Zach Carr
- Born: 3 May 2004 (age 22)
- Height: 1.99 m (6 ft 6 in)
- Weight: 114 kg (251 lb; 17 st 13 lb)
- School: Dulwich College

Rugby union career
- Position(s): Lock, Flanker, Number 8
- Current team: Harlequins

Senior career
- Years: Team / Apps / (Points)
- 2022–: Harlequins
- 2024–25: → London Scottish (loan)
- Correct as of 9 September 2026

International career
- Years: Team / Apps / (Points)
- 2022–2024: England U20
- Correct as of 9 September 2026

= Zach Carr =

English rugby union player

Zach Carr (born 3 May 2004) is an English professional rugby union footballer who plays as a back row forward for Harlequins.

==Early life==
Carr attended Dulwich College, and played for Battersea Ironsides as a junior.

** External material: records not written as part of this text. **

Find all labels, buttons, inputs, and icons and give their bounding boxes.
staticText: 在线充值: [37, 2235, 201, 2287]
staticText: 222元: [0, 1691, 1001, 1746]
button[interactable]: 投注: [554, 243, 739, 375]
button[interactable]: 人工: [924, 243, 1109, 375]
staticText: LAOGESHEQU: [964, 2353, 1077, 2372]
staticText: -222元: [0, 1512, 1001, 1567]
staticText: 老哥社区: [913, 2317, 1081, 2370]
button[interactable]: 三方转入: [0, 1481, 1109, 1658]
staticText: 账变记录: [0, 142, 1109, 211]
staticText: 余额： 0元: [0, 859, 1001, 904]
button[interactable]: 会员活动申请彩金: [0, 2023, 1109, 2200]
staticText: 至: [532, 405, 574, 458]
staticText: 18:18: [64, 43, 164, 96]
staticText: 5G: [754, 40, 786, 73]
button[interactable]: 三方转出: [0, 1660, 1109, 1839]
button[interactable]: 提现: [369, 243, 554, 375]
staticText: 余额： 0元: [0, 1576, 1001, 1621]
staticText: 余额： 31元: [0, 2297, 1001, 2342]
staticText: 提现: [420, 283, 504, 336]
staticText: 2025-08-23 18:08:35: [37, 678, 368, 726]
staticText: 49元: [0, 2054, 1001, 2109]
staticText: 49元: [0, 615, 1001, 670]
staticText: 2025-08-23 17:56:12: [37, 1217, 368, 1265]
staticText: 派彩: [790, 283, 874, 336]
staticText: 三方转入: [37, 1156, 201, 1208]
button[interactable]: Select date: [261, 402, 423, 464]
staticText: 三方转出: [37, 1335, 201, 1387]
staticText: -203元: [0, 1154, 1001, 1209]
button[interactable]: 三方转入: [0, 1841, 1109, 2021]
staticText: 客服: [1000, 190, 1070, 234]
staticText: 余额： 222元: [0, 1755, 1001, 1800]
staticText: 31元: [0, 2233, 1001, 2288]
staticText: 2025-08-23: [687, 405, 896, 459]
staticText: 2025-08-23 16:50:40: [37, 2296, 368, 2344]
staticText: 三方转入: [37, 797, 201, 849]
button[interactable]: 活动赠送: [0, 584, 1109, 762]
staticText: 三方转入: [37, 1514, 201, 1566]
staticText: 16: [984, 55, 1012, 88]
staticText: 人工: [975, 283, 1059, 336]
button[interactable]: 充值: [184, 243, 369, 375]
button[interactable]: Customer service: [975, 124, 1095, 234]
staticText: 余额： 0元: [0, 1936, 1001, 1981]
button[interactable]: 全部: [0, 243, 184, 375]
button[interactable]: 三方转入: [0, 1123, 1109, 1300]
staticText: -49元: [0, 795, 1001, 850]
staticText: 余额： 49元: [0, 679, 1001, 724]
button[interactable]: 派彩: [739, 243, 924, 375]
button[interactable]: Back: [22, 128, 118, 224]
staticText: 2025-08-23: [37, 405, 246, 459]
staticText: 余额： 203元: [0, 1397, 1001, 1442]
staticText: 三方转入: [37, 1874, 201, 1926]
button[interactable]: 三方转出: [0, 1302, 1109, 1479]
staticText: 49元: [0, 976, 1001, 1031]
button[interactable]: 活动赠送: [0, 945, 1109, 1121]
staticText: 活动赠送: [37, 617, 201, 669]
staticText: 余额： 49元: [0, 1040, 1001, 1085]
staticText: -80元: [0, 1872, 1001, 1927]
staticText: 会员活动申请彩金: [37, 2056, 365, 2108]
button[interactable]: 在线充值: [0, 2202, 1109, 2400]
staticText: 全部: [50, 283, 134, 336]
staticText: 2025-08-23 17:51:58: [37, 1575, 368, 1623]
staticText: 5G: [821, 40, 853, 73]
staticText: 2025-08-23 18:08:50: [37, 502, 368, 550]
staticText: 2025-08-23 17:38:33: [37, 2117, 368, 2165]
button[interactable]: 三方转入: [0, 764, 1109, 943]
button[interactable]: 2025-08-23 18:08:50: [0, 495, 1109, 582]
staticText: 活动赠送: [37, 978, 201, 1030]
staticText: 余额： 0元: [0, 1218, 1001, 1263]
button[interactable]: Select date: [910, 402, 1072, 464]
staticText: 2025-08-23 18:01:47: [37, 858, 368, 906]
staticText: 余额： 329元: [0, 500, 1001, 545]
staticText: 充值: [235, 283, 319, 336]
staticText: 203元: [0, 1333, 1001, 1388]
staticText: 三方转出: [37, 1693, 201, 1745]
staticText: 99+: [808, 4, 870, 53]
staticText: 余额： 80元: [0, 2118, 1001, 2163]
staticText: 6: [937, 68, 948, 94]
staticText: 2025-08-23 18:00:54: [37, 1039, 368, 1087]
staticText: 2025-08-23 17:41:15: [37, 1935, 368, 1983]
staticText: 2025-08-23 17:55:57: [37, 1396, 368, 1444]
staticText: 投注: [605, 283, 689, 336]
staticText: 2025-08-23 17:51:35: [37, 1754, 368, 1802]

Having joined the Harlequins talent pathway at the age of 15 years-old, he moved from the Under-18s and into the Senior Academy ahead of the 2022-23 season.

==Club career==
During the 2022-23 season, Carr made his first-team debut for Harlequins against London Irish at The Stoop in the PREM Rugby Cup. He scored his first senior try the following week against Saracens in the same competition. Carr played on-loan at RFU Championship club London Scottish in the 2024-25 season.

During the 2025-26 season, he made his Rugby Premiership debut off the bench against Bath. In December 2025, he signed his first full professional contract with Harlequins having made 16 appearances for the first-team in all competitions. Carr's performances in the 2025-26 season included scoring a try as a replacement in a 61-10 win against Stormers in the Rugby Champions Cup in January 2026.

==International career==
Having played for England U19, Carr made his England U20 debut during the 2022-23 season and was part of the squad at the 2023 World Rugby U20 Championship. He continued with England U20 in 2024.

In February 2026, Carr trained with the England A squad.

==Style of play==
Carr has been described as a "a versatile and athletic back-five forward" and a "tall and mobile back-rower".